Hackers Exploiting Fake Video Conferencing Apps to Target Web3 Professionals

Cybersecurity experts have uncovered a sophisticated scam campaign using counterfeit video conferencing applications to deploy a data-stealing malware called Realst, specifically targeting Web3 professionals. These fake apps are disguised as legitimate meeting platforms and are used to lure victims under the pretense of business discussions.

Fake Companies and AI-Generated Legitimacy

According to Tara Gould, a researcher at Cado Security, the attackers have created fake companies using AI to bolster credibility. They approach victims with investment opportunities and schedule video calls through fake meeting platforms. Victims are directed to download these fraudulent apps, which serve as a delivery mechanism for the Realst malware.

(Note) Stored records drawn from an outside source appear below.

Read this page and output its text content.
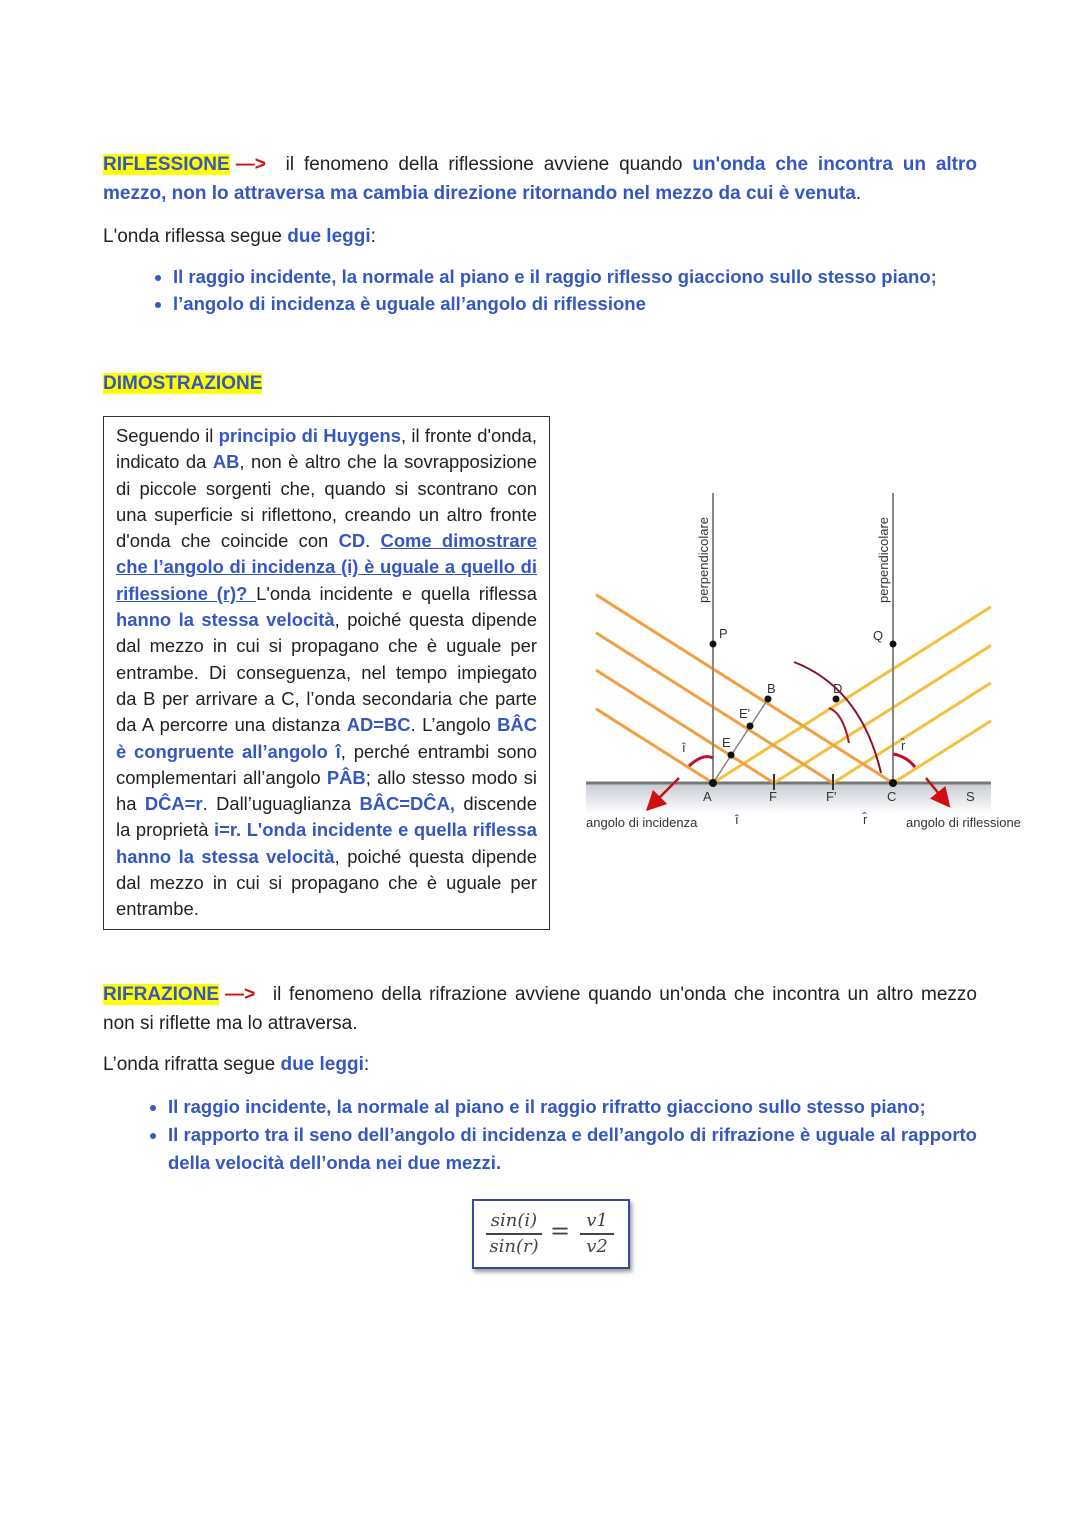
RIFLESSIONE —> il fenomeno della riflessione avviene quando un'onda che incontra un altro mezzo, non lo attraversa ma cambia direzione ritornando nel mezzo da cui è venuta.
L'onda riflessa segue due leggi:
• Il raggio incidente, la normale al piano e il raggio riflesso giacciono sullo stesso piano;
• l’angolo di incidenza è uguale all’angolo di riflessione
DIMOSTRAZIONE
Seguendo il principio di Huygens, il fronte d'onda, indicato da AB, non è altro che la sovrapposizione di piccole sorgenti che, quando si scontrano con una superficie si riflettono, creando un altro fronte d'onda che coincide con CD. Come dimostrare che l’angolo di incidenza (i) è uguale a quello di riflessione (r)? L'onda incidente e quella riflessa hanno la stessa velocità, poiché questa dipende dal mezzo in cui si propagano che è uguale per entrambe. Di conseguenza, nel tempo impiegato da B per arrivare a C, l’onda secondaria che parte da A percorre una distanza AD=BC. L’angolo BÂC è congruente all’angolo î, perché entrambi sono complementari all’angolo PÂB; allo stesso modo si ha DĈA=r. Dall’uguaglianza BÂC=DĈA, discende la proprietà i=r. L'onda incidente e quella riflessa hanno la stessa velocità, poiché questa dipende dal mezzo in cui si propagano che è uguale per entrambe.
perpendicolare	perpendicolare
P	Q
B	D
E'
E
î	r̂
A	F	F'	C	S
î	r̂
angolo di incidenza	angolo di riflessione
RIFRAZIONE —> il fenomeno della rifrazione avviene quando un'onda che incontra un altro mezzo non si riflette ma lo attraversa.
L’onda rifratta segue due leggi:
• Il raggio incidente, la normale al piano e il raggio rifratto giacciono sullo stesso piano;
• Il rapporto tra il seno dell’angolo di incidenza e dell’angolo di rifrazione è uguale al rapporto della velocità dell’onda nei due mezzi.
$\frac{\sin(i)}{\sin(r)} = \frac{v1}{v2}$
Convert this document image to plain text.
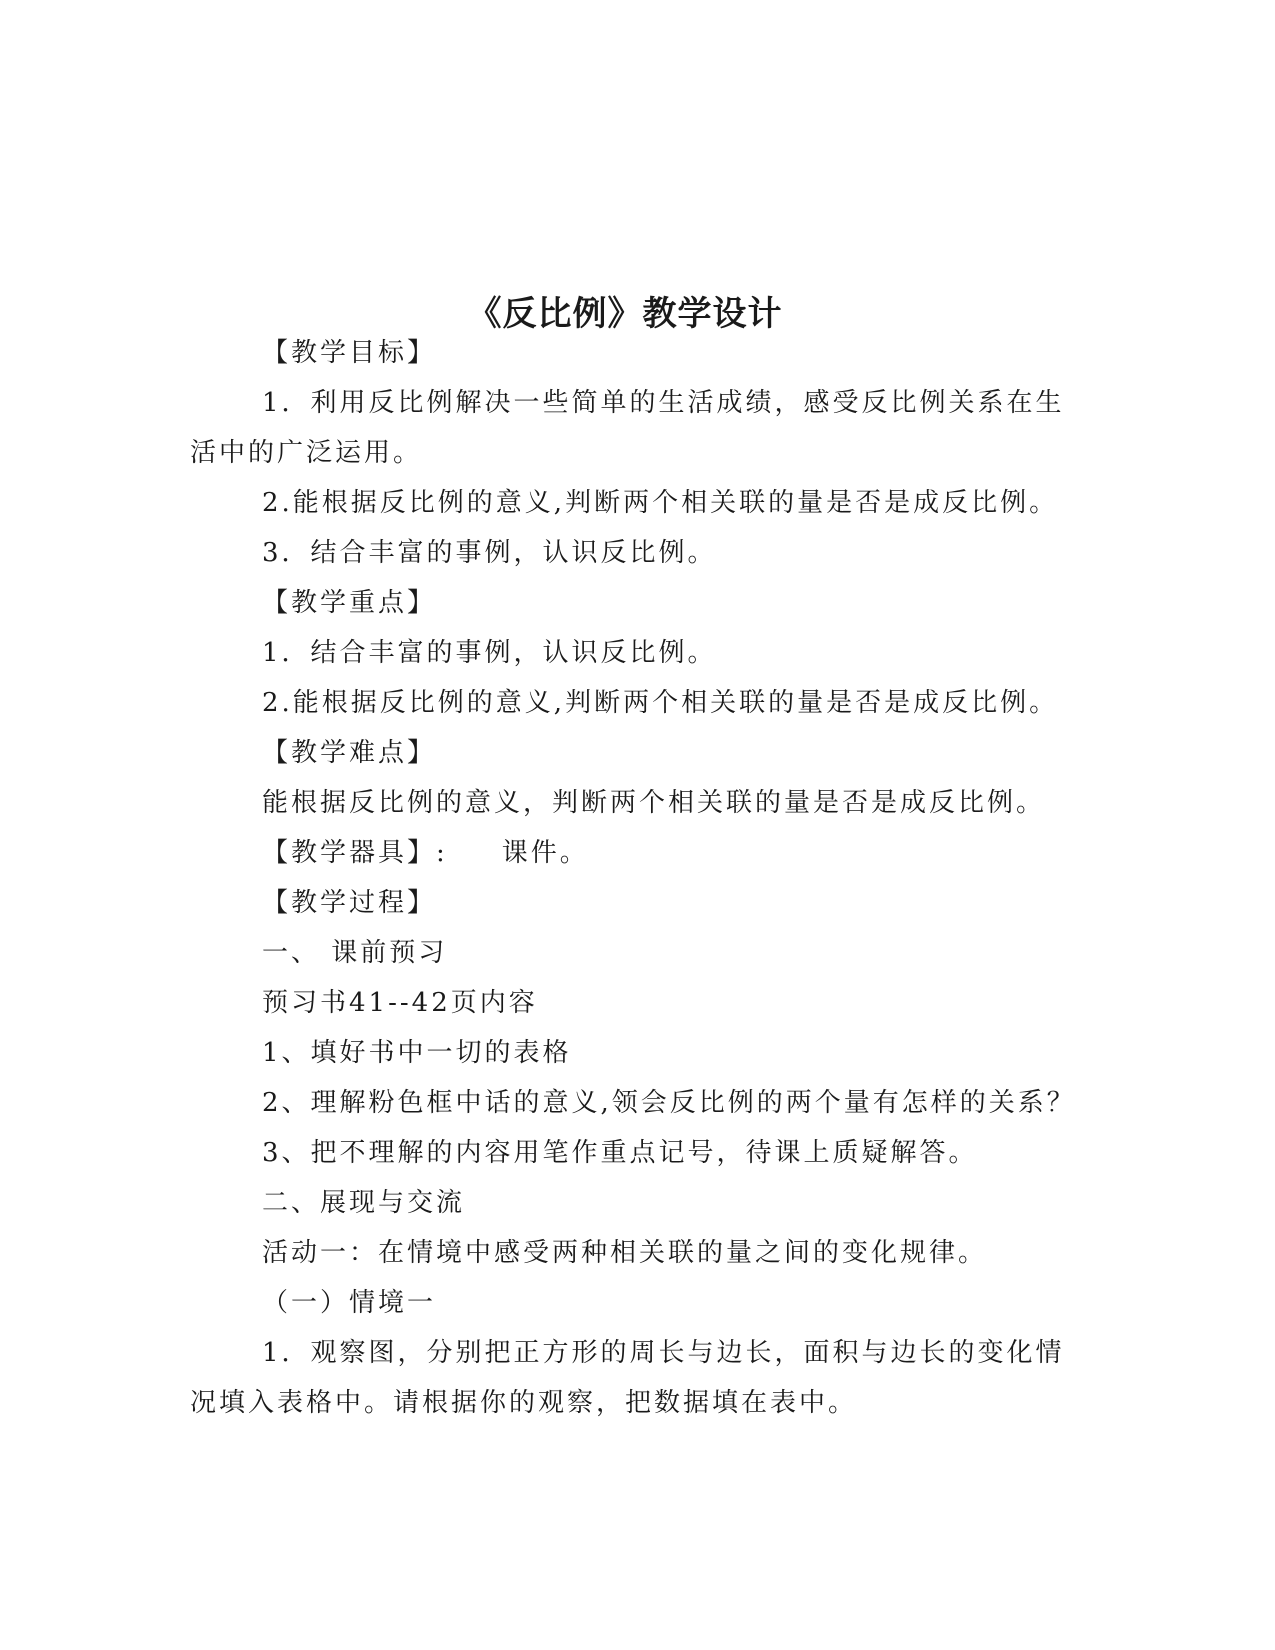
《反比例》教学设计
【教学目标】
1．利用反比例解决一些简单的生活成绩，感受反比例关系在生
活中的广泛运用。
2.能根据反比例的意义,判断两个相关联的量是否是成反比例。
3．结合丰富的事例，认识反比例。
【教学重点】
1．结合丰富的事例，认识反比例。
2.能根据反比例的意义,判断两个相关联的量是否是成反比例。
【教学难点】
能根据反比例的意义，判断两个相关联的量是否是成反比例。
【教学器具】: 课件。
【教学过程】
一、 课前预习
预习书41--42页内容
1、填好书中一切的表格
2、理解粉色框中话的意义,领会反比例的两个量有怎样的关系？
3、把不理解的内容用笔作重点记号，待课上质疑解答。
二、展现与交流
活动一：在情境中感受两种相关联的量之间的变化规律。
（一）情境一
1．观察图，分别把正方形的周长与边长，面积与边长的变化情
况填入表格中。请根据你的观察，把数据填在表中。
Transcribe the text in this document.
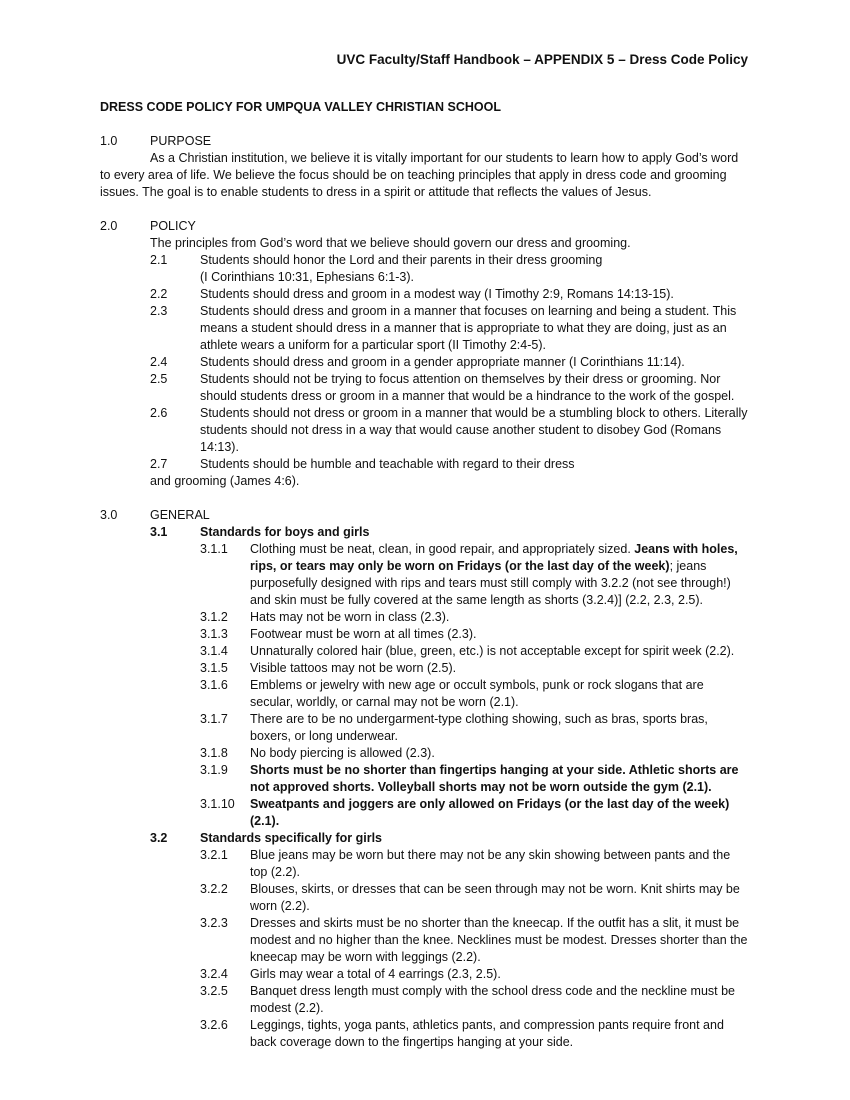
UVC Faculty/Staff Handbook – APPENDIX 5 – Dress Code Policy
DRESS CODE POLICY FOR UMPQUA VALLEY CHRISTIAN SCHOOL
1.0	PURPOSE
As a Christian institution, we believe it is vitally important for our students to learn how to apply God’s word to every area of life. We believe the focus should be on teaching principles that apply in dress code and grooming issues. The goal is to enable students to dress in a spirit or attitude that reflects the values of Jesus.
2.0	POLICY
The principles from God’s word that we believe should govern our dress and grooming.
2.1	Students should honor the Lord and their parents in their dress grooming
(I Corinthians 10:31, Ephesians 6:1-3).
2.2	Students should dress and groom in a modest way (I Timothy 2:9, Romans 14:13-15).
2.3	Students should dress and groom in a manner that focuses on learning and being a student. This means a student should dress in a manner that is appropriate to what they are doing, just as an athlete wears a uniform for a particular sport (II Timothy 2:4-5).
2.4	Students should dress and groom in a gender appropriate manner (I Corinthians 11:14).
2.5	Students should not be trying to focus attention on themselves by their dress or grooming. Nor should students dress or groom in a manner that would be a hindrance to the work of the gospel.
2.6	Students should not dress or groom in a manner that would be a stumbling block to others. Literally students should not dress in a way that would cause another student to disobey God (Romans 14:13).
2.7	Students should be humble and teachable with regard to their dress
and grooming (James 4:6).
3.0	GENERAL
3.1	Standards for boys and girls
3.1.1	Clothing must be neat, clean, in good repair, and appropriately sized. Jeans with holes, rips, or tears may only be worn on Fridays (or the last day of the week); jeans purposefully designed with rips and tears must still comply with 3.2.2 (not see through!) and skin must be fully covered at the same length as shorts (3.2.4)] (2.2, 2.3, 2.5).
3.1.2	Hats may not be worn in class (2.3).
3.1.3	Footwear must be worn at all times (2.3).
3.1.4	Unnaturally colored hair (blue, green, etc.) is not acceptable except for spirit week (2.2).
3.1.5	Visible tattoos may not be worn (2.5).
3.1.6	Emblems or jewelry with new age or occult symbols, punk or rock slogans that are secular, worldly, or carnal may not be worn (2.1).
3.1.7	There are to be no undergarment-type clothing showing, such as bras, sports bras, boxers, or long underwear.
3.1.8	No body piercing is allowed (2.3).
3.1.9	Shorts must be no shorter than fingertips hanging at your side. Athletic shorts are not approved shorts. Volleyball shorts may not be worn outside the gym (2.1).
3.1.10	Sweatpants and joggers are only allowed on Fridays (or the last day of the week) (2.1).
3.2	Standards specifically for girls
3.2.1	Blue jeans may be worn but there may not be any skin showing between pants and the top (2.2).
3.2.2	Blouses, skirts, or dresses that can be seen through may not be worn. Knit shirts may be worn (2.2).
3.2.3	Dresses and skirts must be no shorter than the kneecap. If the outfit has a slit, it must be modest and no higher than the knee. Necklines must be modest. Dresses shorter than the kneecap may be worn with leggings (2.2).
3.2.4	Girls may wear a total of 4 earrings (2.3, 2.5).
3.2.5	Banquet dress length must comply with the school dress code and the neckline must be modest (2.2).
3.2.6	Leggings, tights, yoga pants, athletics pants, and compression pants require front and back coverage down to the fingertips hanging at your side.
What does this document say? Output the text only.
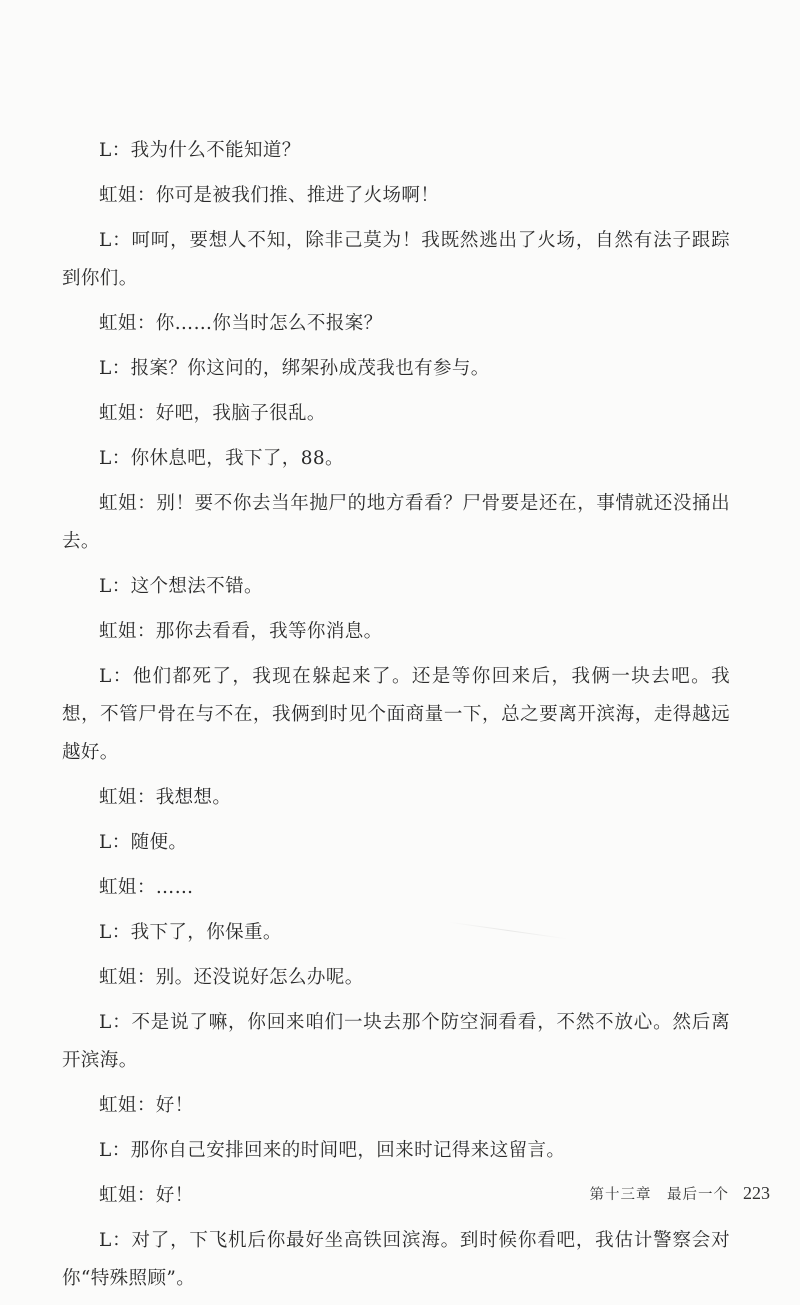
L ： 我为什么不能知道？

虹姐 ： 你可是被我们推、推进了火场啊！

L ： 呵呵，要想人不知，除非己莫为！我既然逃出了火场，自然有法子跟踪到你们。

虹姐 ： 你……你当时怎么不报案？

L ： 报案？你这问的，绑架孙成茂我也有参与。

虹姐 ： 好吧，我脑子很乱。

L ： 你休息吧，我下了，88。

虹姐 ： 别！要不你去当年抛尸的地方看看？尸骨要是还在，事情就还没捅出去。

L ： 这个想法不错。

虹姐 ： 那你去看看，我等你消息。

L ： 他们都死了，我现在躲起来了。还是等你回来后，我俩一块去吧。我想，不管尸骨在与不在，我俩到时见个面商量一下，总之要离开滨海，走得越远越好。

虹姐 ： 我想想。

L ： 随便。

虹姐 ： ……

L ： 我下了，你保重。

虹姐 ： 别。还没说好怎么办呢。

L ： 不是说了嘛，你回来咱们一块去那个防空洞看看，不然不放心。然后离开滨海。

虹姐 ： 好！

L ： 那你自己安排回来的时间吧，回来时记得来这留言。

虹姐 ： 好！

L ： 对了，下飞机后你最好坐高铁回滨海。到时候你看吧，我估计警察会对你“特殊照顾”。

第十三章　最后一个 223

Operation “Meeten” and Targeting Strategy

The campaign, codenamed Meeten, utilizes fake platforms with names like Clusee, Cuesee, Meeten, Meetone, and Meetio. Victims are often approached on Telegram and urged to join video calls hosted on these platforms. Depending on the user’s operating system, they are prompted to download a Windows or macOS version of the application.

Malware Behavior on macOS

When launched on macOS, the app displays a compatibility error message, claiming that the user needs to provide their system password for the app to function. This tactic leverages an osascript technique commonly used by macOS malware families such as Atomic macOS Stealer, Cuckoo, MacStealer, and others. The malware then proceeds to extract sensitive data, including cryptocurrency wallet credentials, Telegram accounts, iCloud Keychain data, and browser cookies from popular browsers like Google Chrome, Edge, Opera, Brave, and Vivaldi.

Windows Malware Delivery

The malicious installation for Windows is signed with a possible stolen certificate from Brys Software Ltd. and is constructed using the Nullsoft Scriptable installation System (NSIS). The installer embeds an Electron application, which fetches the Rust-based malware executable from an attacker-controlled server.

AI-Powered Scams

Gould highlighted that attackers increasingly use AI to create realistic and professional-looking websites, making their scams harder to detect. This strategy has been previously seen in campaigns leveraging fake meeting software like meethub[.]gg, which was used to distribute stealer malware with similarities to Realst.

Broader Malware Campaigns

In recent months, other stealer campaigns have been uncovered, targeting cryptocurrency users and organizations. For instance:

• A June campaign named markopolo used counterfeit virtual meeting apps to deploy stealers like Rhadamanthys, Stealc, and Atomic to siphon cryptocurrency.
• The Banshee Stealer operation ceased after its source code was leaked, despite its earlier availability on cybercrime forums for a $3,000 monthly subscription.
• New malware families have also surfaced, such as Wish Stealer, Celestial Stealer, and Fickle Stealer, which target users of AI tools and unlicensed software with payloads like RedLine and Poseidon Stealer.

Implications for Web3 Professionals

These advertisements demonstrate a growing interest in Web3 experts and Russian-speaking business owners, especially those who use software to optimize operations. These targeted attacks, which seek to obtain illegal access to organizational resources, have increased, according to security firms like Kaspersky.